(2007) dir. Chris Sivertson
This is the last Lindsay Lohan movie that I will watch for a while. You know, never say never.
She is really a pretty rotten actress and not an overly compelling screen presence. One of the things that I’ve been noting about her in the previous films that I’ve watched is that she is typically a petulant, annoying, precocious teen whose likeability is meant to come across despite her self-centered selfishness. It’s odd, but it’s almost like she is playing out her own personality and development in these films.
In this case, she takes the next step in this direction, playing a dual role of the “good girl”, the “talented” pianist/writer Aubrey, but also her alternate, Dakota, the stripper, the “bad girl”. In this case, bad girls say “fuck” a lot and also like to fuck, the other, while not virginal, is still more so. She’s selfish and unfriendly, but we are meant to sympathize with her because she’s had a rough life. Both characters believe that they are two parts of a missing whole. And in the end, which I am about to give away here, they turn out to be twins separated at birth.
This actually makes for the film’s few quality elements. Aubrey is abducted by a serial killer and has her right arm and right leg cut off near the central joint. It turns out that Dakota, being Aubrey’s twin, suffers the same fate via a twin-related stigmata. The film’s nicest, cheesy shot shows Dakota’s hand slipping down the strippers pole, leaving long streaks of blood running down it. And actually, the way that Dakota suffers the sudden bizarre loss of her fingers and limbs could have been quite compelling. It’s bizarre and gruesome, but it’s contextualized in a flashback and loses its mystery and power that it could have had.

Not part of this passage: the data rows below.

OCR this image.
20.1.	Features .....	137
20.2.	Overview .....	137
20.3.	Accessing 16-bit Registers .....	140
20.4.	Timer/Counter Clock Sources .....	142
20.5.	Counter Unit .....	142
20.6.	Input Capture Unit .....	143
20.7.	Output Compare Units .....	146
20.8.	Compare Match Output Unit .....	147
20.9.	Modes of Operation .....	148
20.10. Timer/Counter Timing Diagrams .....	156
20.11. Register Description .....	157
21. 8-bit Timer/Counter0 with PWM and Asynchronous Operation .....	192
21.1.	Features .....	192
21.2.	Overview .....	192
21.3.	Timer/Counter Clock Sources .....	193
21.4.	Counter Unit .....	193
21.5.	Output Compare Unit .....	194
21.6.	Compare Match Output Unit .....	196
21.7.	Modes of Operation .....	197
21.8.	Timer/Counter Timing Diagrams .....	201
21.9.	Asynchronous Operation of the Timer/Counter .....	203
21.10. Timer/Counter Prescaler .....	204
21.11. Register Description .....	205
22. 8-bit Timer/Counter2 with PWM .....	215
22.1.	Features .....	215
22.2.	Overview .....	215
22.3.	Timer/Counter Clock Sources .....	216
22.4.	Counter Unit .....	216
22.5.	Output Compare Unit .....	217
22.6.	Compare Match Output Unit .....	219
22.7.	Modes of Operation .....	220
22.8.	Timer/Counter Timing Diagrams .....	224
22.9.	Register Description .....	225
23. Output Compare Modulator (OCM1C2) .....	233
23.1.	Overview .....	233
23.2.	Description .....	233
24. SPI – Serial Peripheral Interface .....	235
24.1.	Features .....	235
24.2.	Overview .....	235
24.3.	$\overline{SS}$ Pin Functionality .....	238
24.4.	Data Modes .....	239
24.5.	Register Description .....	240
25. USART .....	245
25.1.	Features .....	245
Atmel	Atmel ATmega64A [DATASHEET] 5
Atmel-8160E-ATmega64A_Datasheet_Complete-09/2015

This situation also leads to the other really camp, bizarre thing about this movie. Lohan runs around most of the movie as a double amputee. She even has amputee sex with her boyfriend. This weirdness actually doesn’t come across as bizarre and shocking as it could. I found myself wishing that Robert Rodriguez had shot this movie. It would have worked great with his Planet Terror from earlier this year. This could have been the year of the amputee.

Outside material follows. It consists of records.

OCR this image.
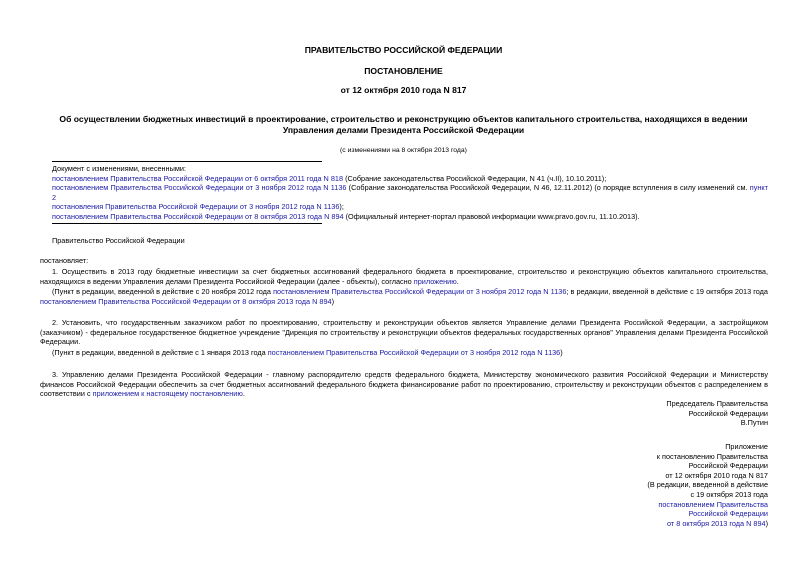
ПРАВИТЕЛЬСТВО РОССИЙСКОЙ ФЕДЕРАЦИИ
ПОСТАНОВЛЕНИЕ
от 12 октября 2010 года N 817
Об осуществлении бюджетных инвестиций в проектирование, строительство и реконструкцию объектов капитального строительства, находящихся в ведении
Управления делами Президента Российской Федерации
(с изменениями на 8 октября 2013 года)
Документ с изменениями, внесенными:
постановлением Правительства Российской Федерации от 6 октября 2011 года N 818 (Собрание законодательства Российской Федерации, N 41 (ч.II), 10.10.2011);
постановлением Правительства Российской Федерации от 3 ноября 2012 года N 1136 (Собрание законодательства Российской Федерации, N 46, 12.11.2012) (о порядке вступления в силу изменений см. пункт 2
постановления Правительства Российской Федерации от 3 ноября 2012 года N 1136);
постановлением Правительства Российской Федерации от 8 октября 2013 года N 894 (Официальный интернет-портал правовой информации www.pravo.gov.ru, 11.10.2013).
Правительство Российской Федерации
постановляет:
1. Осуществить в 2013 году бюджетные инвестиции за счет бюджетных ассигнований федерального бюджета в проектирование, строительство и реконструкцию объектов капитального строительства, находящихся в ведении Управления делами Президента Российской Федерации (далее - объекты), согласно приложению.
(Пункт в редакции, введенной в действие с 20 ноября 2012 года постановлением Правительства Российской Федерации от 3 ноября 2012 года N 1136; в редакции, введенной в действие с 19 октября 2013 года постановлением Правительства Российской Федерации от 8 октября 2013 года N 894)
2. Установить, что государственным заказчиком работ по проектированию, строительству и реконструкции объектов является Управление делами Президента Российской Федерации, а застройщиком (заказчиком) - федеральное государственное бюджетное учреждение "Дирекция по строительству и реконструкции объектов федеральных государственных органов" Управления делами Президента Российской Федерации.
(Пункт в редакции, введенной в действие с 1 января 2013 года постановлением Правительства Российской Федерации от 3 ноября 2012 года N 1136)
3. Управлению делами Президента Российской Федерации - главному распорядителю средств федерального бюджета, Министерству экономического развития Российской Федерации и Министерству финансов Российской Федерации обеспечить за счет бюджетных ассигнований федерального бюджета финансирование работ по проектированию, строительству и реконструкции объектов с распределением в соответствии с приложением к настоящему постановлению.
Председатель Правительства
Российской Федерации
В.Путин
Приложение
к постановлению Правительства
Российской Федерации
от 12 октября 2010 года N 817
(В редакции, введенной в действие
с 19 октября 2013 года
постановлением Правительства
Российской Федерации
от 8 октября 2013 года N 894)
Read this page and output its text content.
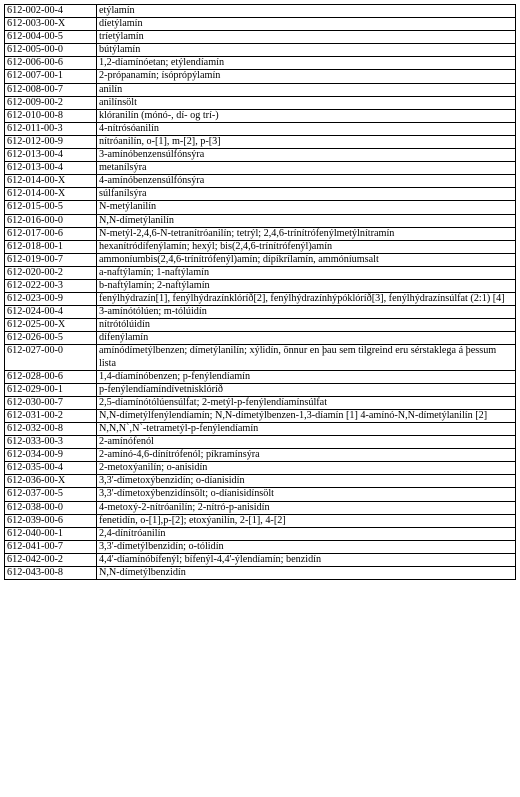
612-002-00-4	etýlamín
612-003-00-X	díetýlamín
612-004-00-5	tríetýlamín
612-005-00-0	bútýlamín
612-006-00-6	1,2-díamínóetan; etýlendíamín
612-007-00-1	2-própanamín; ísóprópýlamín
612-008-00-7	anilín
612-009-00-2	anilínsölt
612-010-00-8	klóranilín (mónó-, dí- og trí-)
612-011-00-3	4-nítrósóanilín
612-012-00-9	nítróanilín, o-[1], m-[2], p-[3]
612-013-00-4	3-amínóbenzensúlfónsýra
612-013-00-4	metanílsýra
612-014-00-X	4-amínóbenzensúlfónsýra
612-014-00-X	súlfanílsýra
612-015-00-5	N-metýlanilín
612-016-00-0	N,N-dímetýlanilín
612-017-00-6	N-metýl-2,4,6-N-tetranítróanilín; tetrýl; 2,4,6-trínítrófenýlmetýlnítramín
612-018-00-1	hexanítródífenýlamín; hexýl; bis(2,4,6-trínítrófenýl)amín
612-019-00-7	ammoníumbis(2,4,6-trínítrófenýl)amín; dípíkrílamín, ammóníumsalt
612-020-00-2	a-naftýlamín; 1-naftýlamín
612-022-00-3	b-naftýlamín; 2-naftýlamín
612-023-00-9	fenýlhýdrazín[1], fenýlhýdrazínklóríð[2], fenýlhýdrazínhýpóklóríð[3], fenýlhýdrazínsúlfat (2:1) [4]
612-024-00-4	3-amínótólúen; m-tólúidín
612-025-00-X	nítrótólúidín
612-026-00-5	dífenýlamín
612-027-00-0	amínódímetýlbenzen; dímetýlanilín; xýlidín, önnur en þau sem tilgreind eru sérstaklega á þessum lista
612-028-00-6	1,4-díamínóbenzen; p-fenýlendíamín
612-029-00-1	p-fenýlendíamíndívetnisklóríð
612-030-00-7	2,5-díamínótólúensúlfat; 2-metýl-p-fenýlendíamínsúlfat
612-031-00-2	N,N-dímetýlfenýlendíamín; N,N-dímetýlbenzen-1,3-díamín [1] 4-amínó-N,N-dímetýlanilín [2]
612-032-00-8	N,N,N`,N`-tetrametýl-p-fenýlendíamín
612-033-00-3	2-amínófenól
612-034-00-9	2-amínó-4,6-dínítrófenól; píkramínsýra
612-035-00-4	2-metoxýanilín; o-anisidín
612-036-00-X	3,3'-dímetoxýbenzidín; o-díanisidín
612-037-00-5	3,3'-dímetoxýbenzidínsölt; o-díanisidínsölt
612-038-00-0	4-metoxý-2-nítróanilín; 2-nítró-p-anisidín
612-039-00-6	fenetidín, o-[1],p-[2]; etoxýanilín, 2-[1], 4-[2]
612-040-00-1	2,4-dínítróanilín
612-041-00-7	3,3'-dímetýlbenzidín; o-tólidín
612-042-00-2	4,4'-díamínóbífenýl; bífenýl-4,4'-ýlendíamín; benzidín
612-043-00-8	N,N-dímetýlbenzidín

For all of this film’s potential (I liked the title — it had some noirish bent), it’s terribly executed. The direction and writing are awful. And the (I’m giving away the big ending here now) fact that the serial killer is a spurned piano teacher…well, that lacks a lot of satisfaction. And the weird obsession with blue, which is emphasized throughout in inconsistent and incomprehensible ways, makes you realize that the director was trying to do something. Which is perhaps even more pathetic.